Things have changed markedly in many communist nations in recent years - changes that would have been hard to imagine a decade or two ago. The wholesale resignation of the leaders of Yugoslavia this week in the midst of an economic crisis is just the latest example.

Premier Branko Mikulic and his entire 31-member Cabinet quit in protest after the Yugoslavian Parliament refused to pass an economic reform law needed to ensure continued help from the International Monetary Fund.This is the sort of thing that happens with regularity in certain democracies, but it is a historic first in Yugoslavia since the Communist Party took power after World War II.

The resignations are seen as leading to a possible further liberalization of Yugoslavia's one-party system. Mikulic had taken over as premier in 1986 for a four-year term. Parliament and the nine-member presidency must now decide on whom to choose as his replacement.
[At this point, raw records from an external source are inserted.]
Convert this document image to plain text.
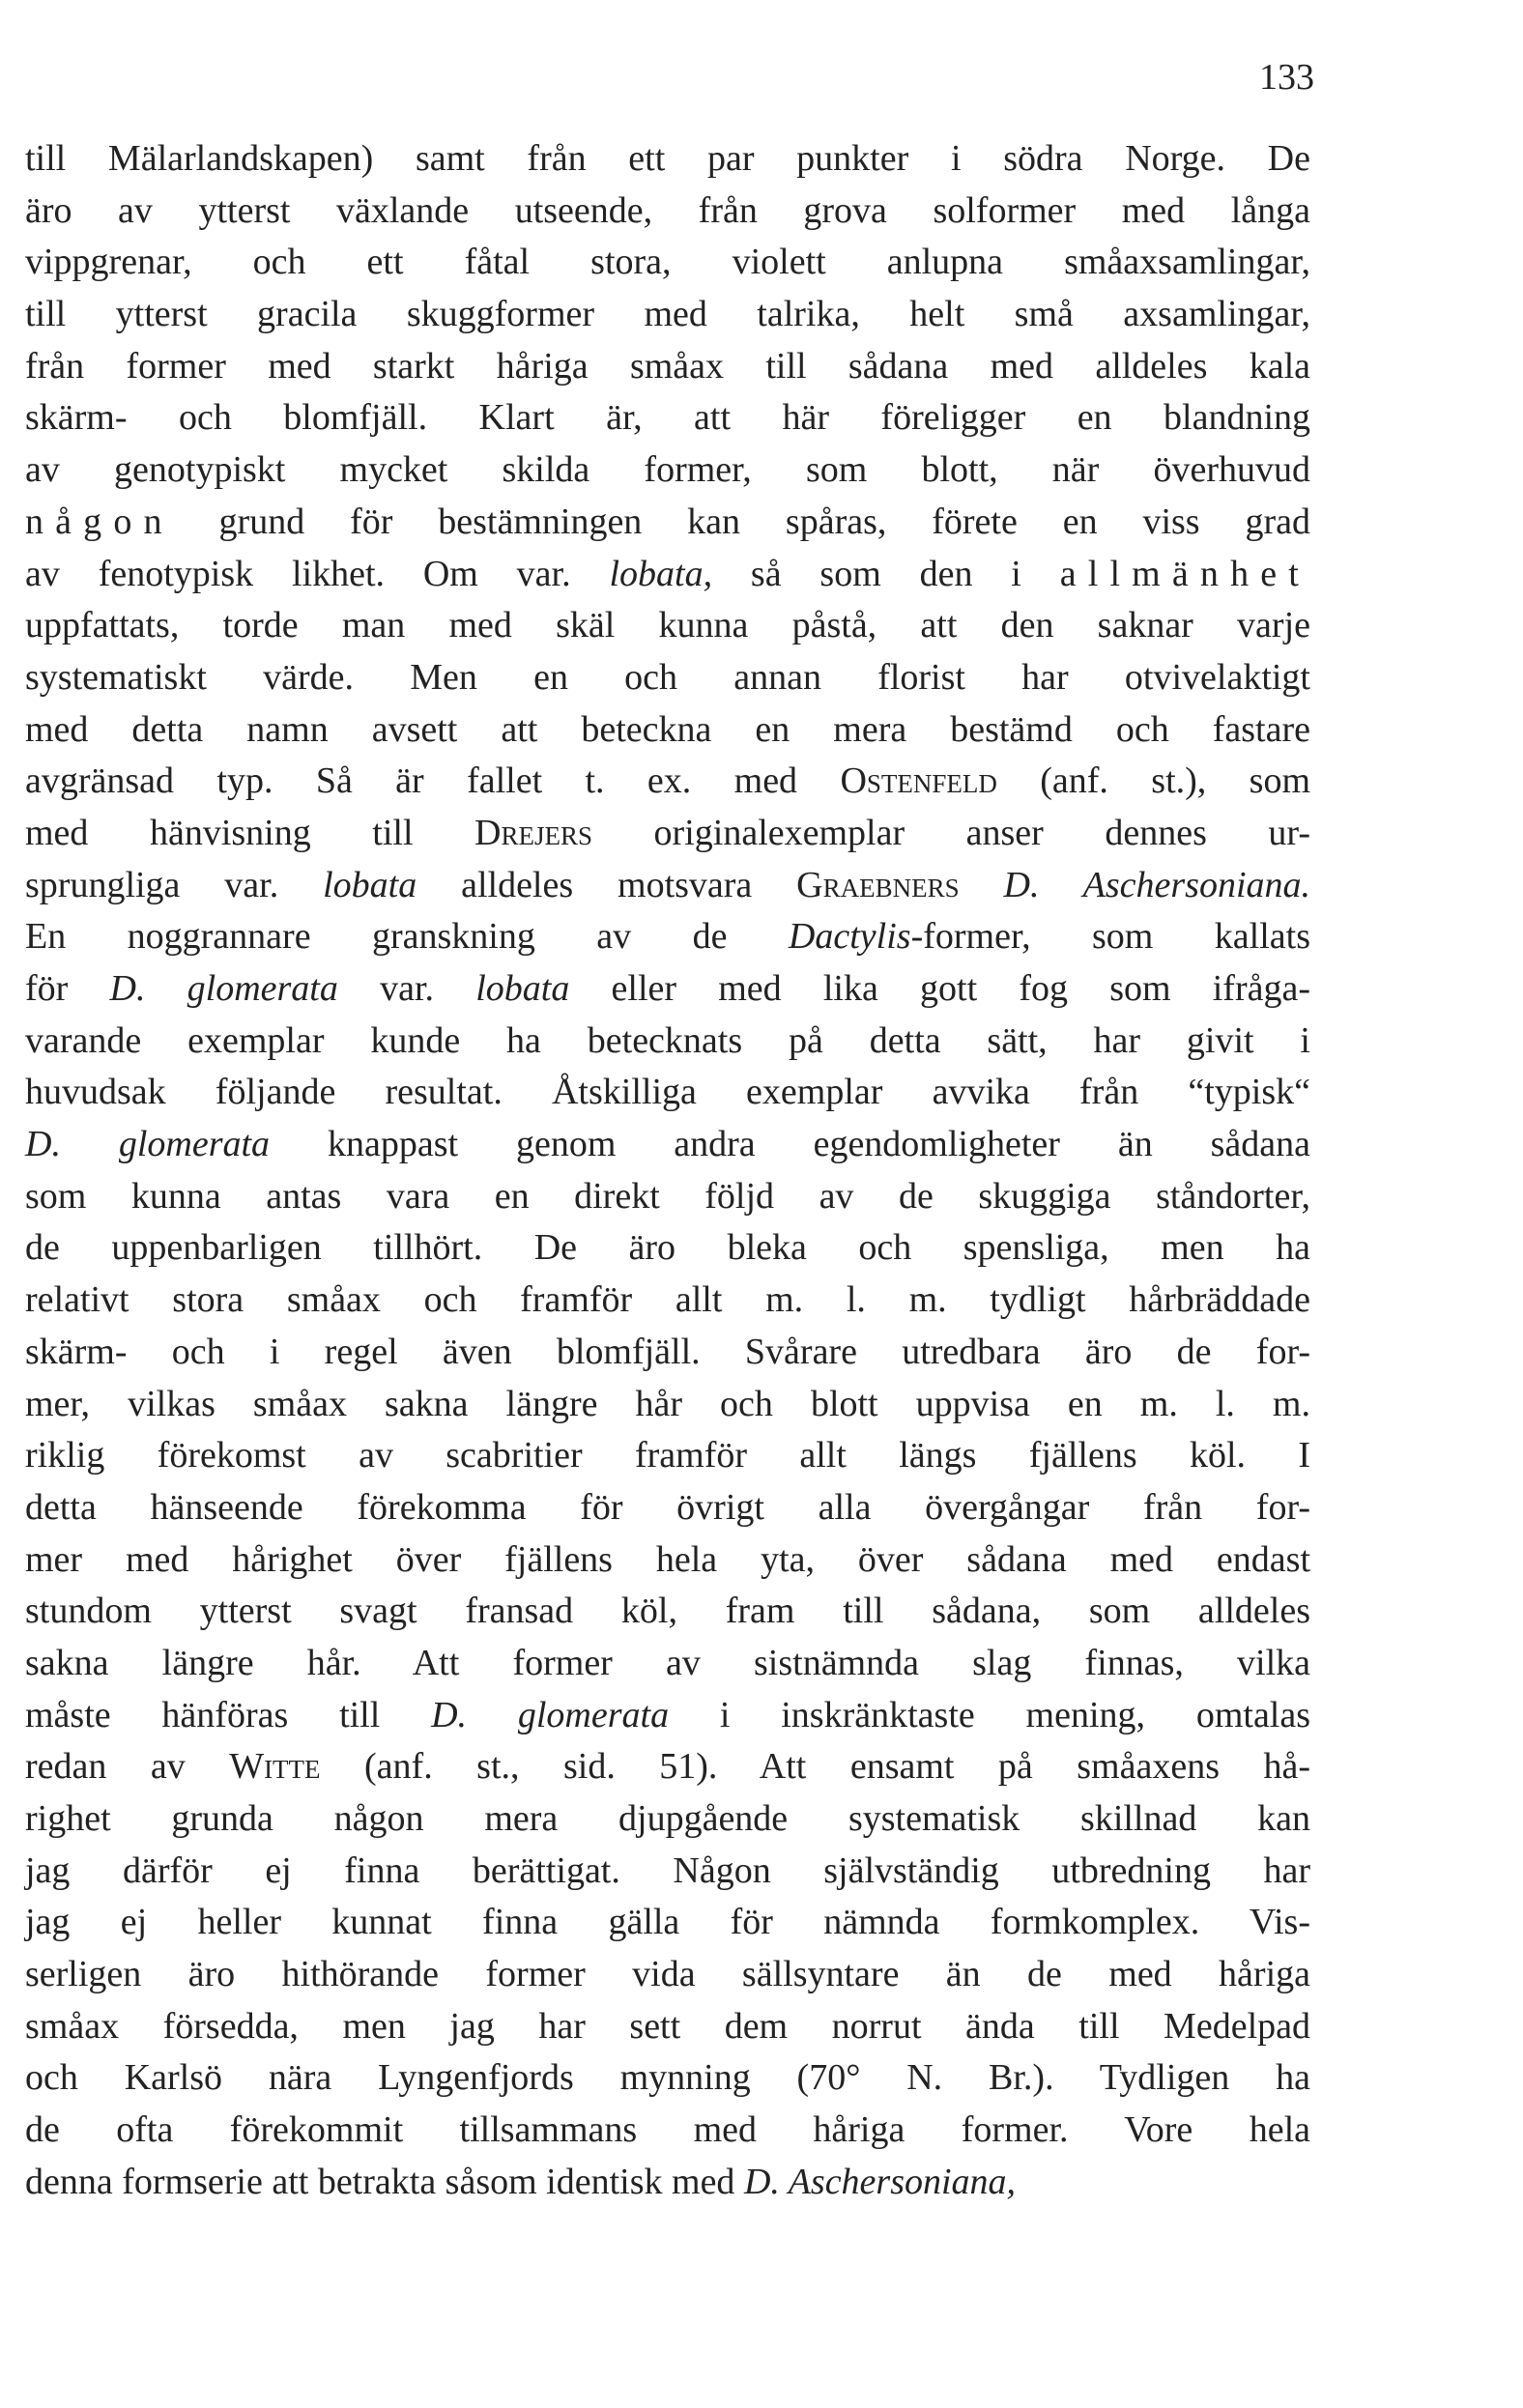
133
till Mälarlandskapen) samt från ett par punkter i södra Norge. De
äro av ytterst växlande utseende, från grova solformer med långa
vippgrenar, och ett fåtal stora, violett anlupna småaxsamlingar,
till ytterst gracila skuggformer med talrika, helt små axsamlingar,
från former med starkt håriga småax till sådana med alldeles kala
skärm- och blomfjäll. Klart är, att här föreligger en blandning
av genotypiskt mycket skilda former, som blott, när överhuvud
någon grund för bestämningen kan spåras, förete en viss grad
av fenotypisk likhet. Om var. lobata, så som den i allmänhet
uppfattats, torde man med skäl kunna påstå, att den saknar varje
systematiskt värde. Men en och annan florist har otvivelaktigt
med detta namn avsett att beteckna en mera bestämd och fastare
avgränsad typ. Så är fallet t. ex. med Ostenfeld (anf. st.), som
med hänvisning till Drejers originalexemplar anser dennes ur-
sprungliga var. lobata alldeles motsvara Graebners D. Aschersoniana.
En noggrannare granskning av de Dactylis-former, som kallats
för D. glomerata var. lobata eller med lika gott fog som ifråga-
varande exemplar kunde ha betecknats på detta sätt, har givit i
huvudsak följande resultat. Åtskilliga exemplar avvika från “typisk“
D. glomerata knappast genom andra egendomligheter än sådana
som kunna antas vara en direkt följd av de skuggiga ståndorter,
de uppenbarligen tillhört. De äro bleka och spensliga, men ha
relativt stora småax och framför allt m. l. m. tydligt hårbräddade
skärm- och i regel även blomfjäll. Svårare utredbara äro de for-
mer, vilkas småax sakna längre hår och blott uppvisa en m. l. m.
riklig förekomst av scabritier framför allt längs fjällens köl. I
detta hänseende förekomma för övrigt alla övergångar från for-
mer med hårighet över fjällens hela yta, över sådana med endast
stundom ytterst svagt fransad köl, fram till sådana, som alldeles
sakna längre hår. Att former av sistnämnda slag finnas, vilka
måste hänföras till D. glomerata i inskränktaste mening, omtalas
redan av Witte (anf. st., sid. 51). Att ensamt på småaxens hå-
righet grunda någon mera djupgående systematisk skillnad kan
jag därför ej finna berättigat. Någon självständig utbredning har
jag ej heller kunnat finna gälla för nämnda formkomplex. Vis-
serligen äro hithörande former vida sällsyntare än de med håriga
småax försedda, men jag har sett dem norrut ända till Medelpad
och Karlsö nära Lyngenfjords mynning (70° N. Br.). Tydligen ha
de ofta förekommit tillsammans med håriga former. Vore hela
denna formserie att betrakta såsom identisk med D. Aschersoniana,
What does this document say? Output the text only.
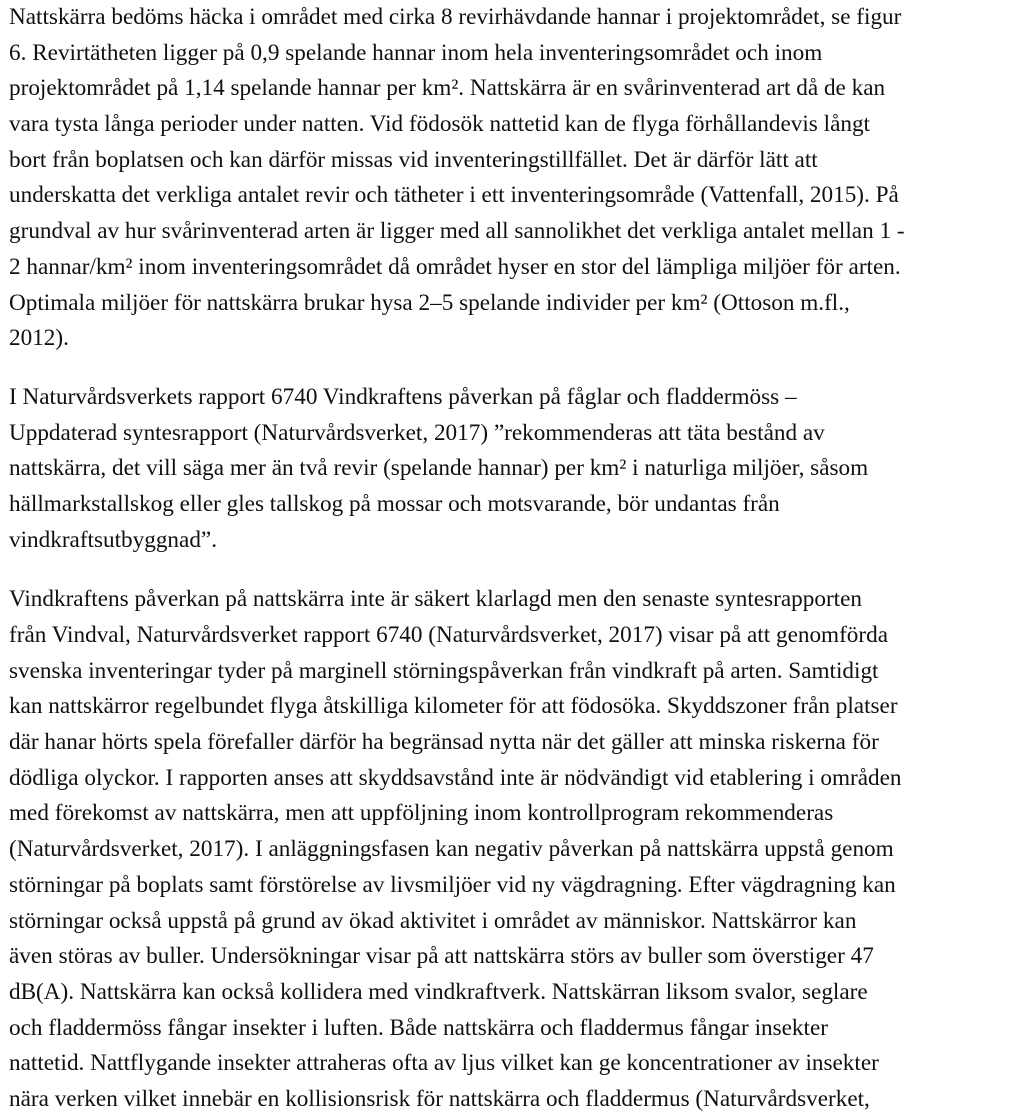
Nattskärra bedöms häcka i området med cirka 8 revirhävdande hannar i projektområdet, se figur
6. Revirtätheten ligger på 0,9 spelande hannar inom hela inventeringsområdet och inom
projektområdet på 1,14 spelande hannar per km². Nattskärra är en svårinventerad art då de kan
vara tysta långa perioder under natten. Vid födosök nattetid kan de flyga förhållandevis långt
bort från boplatsen och kan därför missas vid inventeringstillfället. Det är därför lätt att
underskatta det verkliga antalet revir och tätheter i ett inventeringsområde (Vattenfall, 2015). På
grundval av hur svårinventerad arten är ligger med all sannolikhet det verkliga antalet mellan 1 -
2 hannar/km² inom inventeringsområdet då området hyser en stor del lämpliga miljöer för arten.
Optimala miljöer för nattskärra brukar hysa 2–5 spelande individer per km² (Ottoson m.fl.,
2012).
I Naturvårdsverkets rapport 6740 Vindkraftens påverkan på fåglar och fladdermöss –
Uppdaterad syntesrapport (Naturvårdsverket, 2017) ”rekommenderas att täta bestånd av
nattskärra, det vill säga mer än två revir (spelande hannar) per km² i naturliga miljöer, såsom
hällmarkstallskog eller gles tallskog på mossar och motsvarande, bör undantas från
vindkraftsutbyggnad”.
Vindkraftens påverkan på nattskärra inte är säkert klarlagd men den senaste syntesrapporten
från Vindval, Naturvårdsverket rapport 6740 (Naturvårdsverket, 2017) visar på att genomförda
svenska inventeringar tyder på marginell störningspåverkan från vindkraft på arten. Samtidigt
kan nattskärror regelbundet flyga åtskilliga kilometer för att födosöka. Skyddszoner från platser
där hanar hörts spela förefaller därför ha begränsad nytta när det gäller att minska riskerna för
dödliga olyckor. I rapporten anses att skyddsavstånd inte är nödvändigt vid etablering i områden
med förekomst av nattskärra, men att uppföljning inom kontrollprogram rekommenderas
(Naturvårdsverket, 2017). I anläggningsfasen kan negativ påverkan på nattskärra uppstå genom
störningar på boplats samt förstörelse av livsmiljöer vid ny vägdragning. Efter vägdragning kan
störningar också uppstå på grund av ökad aktivitet i området av människor. Nattskärror kan
även störas av buller. Undersökningar visar på att nattskärra störs av buller som överstiger 47
dB(A). Nattskärra kan också kollidera med vindkraftverk. Nattskärran liksom svalor, seglare
och fladdermöss fångar insekter i luften. Både nattskärra och fladdermus fångar insekter
nattetid. Nattflygande insekter attraheras ofta av ljus vilket kan ge koncentrationer av insekter
nära verken vilket innebär en kollisionsrisk för nattskärra och fladdermus (Naturvårdsverket,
Yugoslavia is badly in debt, has 250 percent annual inflation, and suffers from 15 percent unemployment. It has endured more than 1,000 strikes in 1988, and has seen ethnic uprisings in the diverse provinces and "republics" that make up the country. Mikulic had wanted an austerity program and cuts in public spending in order order to qualify for further IMF loans. Parliament's refusal left his program in shambles.

Despite the political changes, Yugoslavia's economic problems - like those of other communist-run countries - stem from the heavy hand of a central bureaucracy. The Parliament apparently has recognized this. Along with accepting Mikulic's resignation, it adopted a new law stimulating private enterprise - "the first step toward a market economy," according to the state-run news agency.

A possible multi-party system and free enterprise? The late Marshal Tito would never recognize the communist state he fashioned after World War II.